I think the 'mini grader' market is being underestimated by a lot of contractors.
I'm an office administrator for a mid-sized civil construction company—about 50 people. I handle all our equipment parts and service ordering. That means roughly $400,000 a year in spend across maybe a dozen different vendors and machinery brands. When I took over purchasing in 2022, I had to quickly learn what equipment actually makes money for us and what sits in the yard.
Honestly, for years, I thought a motor grader was a motor grader. The bigger, the more capable, the better. But after processing orders for five seasons, I'm convinced the shift towards smaller, more nimble graders—like the Leeboy 635 we just bought—isn't a passing trend. It's a direct response to how job sites have changed. The old rules about what you need don't always apply anymore.
The big grader problem: Not enough work, too much cost
Our argument isn't that big graders (the CAT 140s of the world) are bad. They're amazing for building a highway from scratch. The problem is that for the last two years, 60% of our projects have been on tighter, more developed sites: subdivision road maintenance, parking lot rehab, small commercial site prep.
Here's the math that changed my mind. We used to rent a large grader for those jobs. In 2022, the rental cost plus fuel for a 14-foot machine was roughly $400 a day. But the real cost was the inefficiency. That machine was way too big for a 10-foot wide road widening. We were burning extra fuel, the operator was stressing about hitting curbs, and the machine's turning radius meant we needed extra time to reposition.
When we finally leased our Leeboy 635 (the 8-foot moldboard model), the numbers flipped. Our lease payment is lower than the daily rental cost of the big unit. More importantly, we're getting about 30% more linear footage of finished grade per day on those tight sites because the operator can move faster and doesn't have to baby the machine.
"My experience is based on about 200 parts and service orders for grading equipment. If you're doing nothing but 4-lane highway work, you're probably right to stick with the big iron. But for 90% of the jobs I see, the small unit is more profitable."
The 'gantry crane' problem nobody talks about
People often compare smaller pavement equipment to a "gantry crane" vs. a "heron" in terms of reach—one is massive and specialized, the other is more versatile but limited. I get that analogy. But here's where I think the thinking is outdated.

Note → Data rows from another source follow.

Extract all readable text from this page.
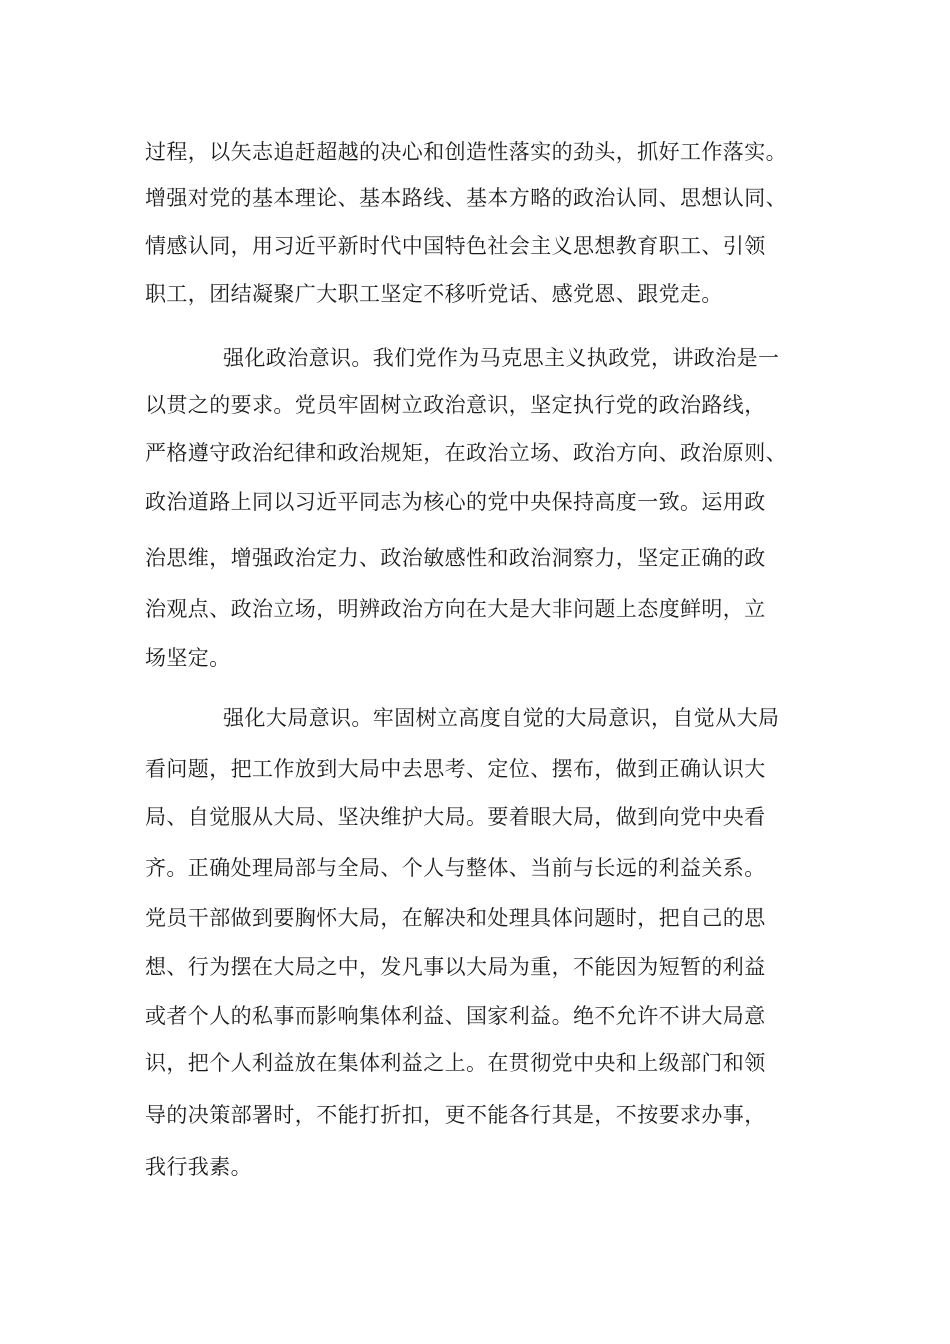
过程，以矢志追赶超越的决心和创造性落实的劲头，抓好工作落实。
增强对党的基本理论、基本路线、基本方略的政治认同、思想认同、
情感认同，用习近平新时代中国特色社会主义思想教育职工、引领
职工，团结凝聚广大职工坚定不移听党话、感党恩、跟党走。
强化政治意识。我们党作为马克思主义执政党，讲政治是一
以贯之的要求。党员牢固树立政治意识，坚定执行党的政治路线，
严格遵守政治纪律和政治规矩，在政治立场、政治方向、政治原则、
政治道路上同以习近平同志为核心的党中央保持高度一致。运用政
治思维，增强政治定力、政治敏感性和政治洞察力，坚定正确的政
治观点、政治立场，明辨政治方向在大是大非问题上态度鲜明，立
场坚定。
强化大局意识。牢固树立高度自觉的大局意识，自觉从大局
看问题，把工作放到大局中去思考、定位、摆布，做到正确认识大
局、自觉服从大局、坚决维护大局。要着眼大局，做到向党中央看
齐。正确处理局部与全局、个人与整体、当前与长远的利益关系。
党员干部做到要胸怀大局，在解决和处理具体问题时，把自己的思
想、行为摆在大局之中，发凡事以大局为重，不能因为短暂的利益
或者个人的私事而影响集体利益、国家利益。绝不允许不讲大局意
识，把个人利益放在集体利益之上。在贯彻党中央和上级部门和领
导的决策部署时，不能打折扣，更不能各行其是，不按要求办事，
我行我素。
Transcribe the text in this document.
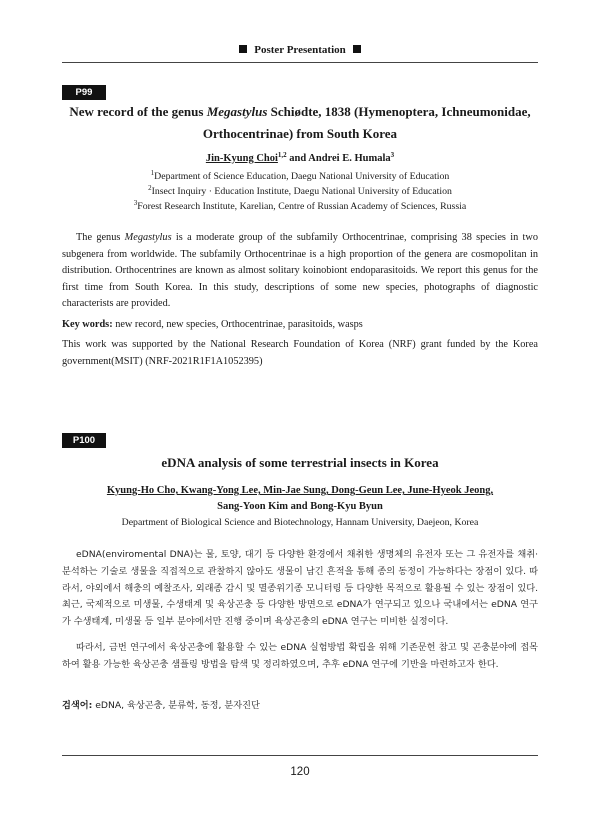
Poster Presentation
P99
New record of the genus Megastylus Schiødte, 1838 (Hymenoptera, Ichneumonidae,
Orthocentrinae) from South Korea
Jin-Kyung Choi$^{1,2}$ and Andrei E. Humala$^3$
$^1$Department of Science Education, Daegu National University of Education
$^2$Insect Inquiry · Education Institute, Daegu National University of Education
$^3$Forest Research Institute, Karelian, Centre of Russian Academy of Sciences, Russia

The genus Megastylus is a moderate group of the subfamily Orthocentrinae, comprising 38 species in two subgenera from worldwide. The subfamily Orthocentrinae is a high proportion of the genera are cosmopolitan in distribution. Orthocentrines are known as almost solitary koinobiont endoparasitoids. We report this genus for the first time from South Korea. In this study, descriptions of some new species, photographs of diagnostic characterists are provided.

Key words: new record, new species, Orthocentrinae, parasitoids, wasps

This work was supported by the National Research Foundation of Korea (NRF) grant funded by the Korea government(MSIT) (NRF-2021R1F1A1052395)

P100
eDNA analysis of some terrestrial insects in Korea
Kyung-Ho Cho, Kwang-Yong Lee, Min-Jae Sung, Dong-Geun Lee, June-Hyeok Jeong,
Sang-Yoon Kim and Bong-Kyu Byun
Department of Biological Science and Biotechnology, Hannam University, Daejeon, Korea

eDNA(enviromental DNA)는 물, 토양, 대기 등 다양한 환경에서 채취한 생명체의 유전자 또는 그 유전자를 채취·분석하는 기술로 생물을 직접적으로 관찰하지 않아도 생물이 남긴 흔적을 통해 종의 동정이 가능하다는 장점이 있다. 따라서, 야외에서 해충의 예찰조사, 외래종 감시 및 멸종위기종 모니터링 등 다양한 목적으로 활용될 수 있는 장점이 있다. 최근, 국제적으로 미생물, 수생태계 및 육상곤충 등 다양한 방면으로 eDNA가 연구되고 있으나 국내에서는 eDNA 연구가 수생태계, 미생물 등 일부 분야에서만 진행 중이며 육상곤충의 eDNA 연구는 미비한 실정이다.

따라서, 금번 연구에서 육상곤충에 활용할 수 있는 eDNA 실험방법 확립을 위해 기존문헌 참고 및 곤충분야에 접목하여 활용 가능한 육상곤충 샘플링 방법을 탐색 및 정리하였으며, 추후 eDNA 연구에 기반을 마련하고자 한다.

검색어: eDNA, 육상곤충, 분류학, 동정, 분자진단
120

The argument against smaller graders is usually: "You can't handle the big jobs." That's true. A Leeboy 635 isn't your main highway grader. But the counter-argument I've lived is: A big grader can't efficiently handle the small jobs without costing you money.
I’ve seen this in our asphalt paver purchases too. A massive highway paver is a beautiful machine, but mobilizing it for a parking lot job is a logistical nightmare. We actually use a Leeboy asphalt paver for a lot of our smaller overlay work. It's not as fast as a 10-foot screed, but it's up and running in 20 minutes, not two hours.
The "skull crusher" of overhead costs
Everyone focuses on the machine's list price. But in my job, the silent cost killer is support overhead. We have a forklift (or a "skull crusher" as the guys call the old one we use for moving plate compactors), but we have no heavy crane. Every time I had to order a part for the big grader—like a blade or a cylinder—the freight costs were insane because of the part weight. A replacement moldboard for a 14-foot grader costs a fortune to ship.
When I buy parts for the smaller Leeboy 635, they fit on a pallet. They go via standard LTL freight. I've saved nearly $800 in parts shipping costs alone this year. That's not theoretical. That's real savings that go straight to our bottom line.
Industry evolution: The fundamentals haven't changed, but the execution has
What was best practice in 2020—buying one massive machine to do everything—may not apply in 2025. The fundamentals of making a profit haven't changed. You still need to get the grade right. You still need to move material.
But the execution has transformed. Job sites are tighter. Labor is harder to find. Fuel is expensive. In this environment, a machine that is 'right-sized' for the majority of your work is a smarter investment than a machine that is 'over-sized' for everything except the one big job a year.
I know some old-school owners will read this and say I'm overcomplicating things. "A grader is a grader." And they're partly right. The fundamental physics of moving dirt haven't changed. But the economics of moving dirt have.
I think the industry is evolving towards specialization. You're going to see more fleets with a mix of one big primary unit for highway work and two or three smaller units (like the Leeboy 635) for the bread-and-butter commercial and subdivision jobs. It's not a downgrade; it's a targeted upgrade for a more fragmented market. I'm betting my department's budget on it.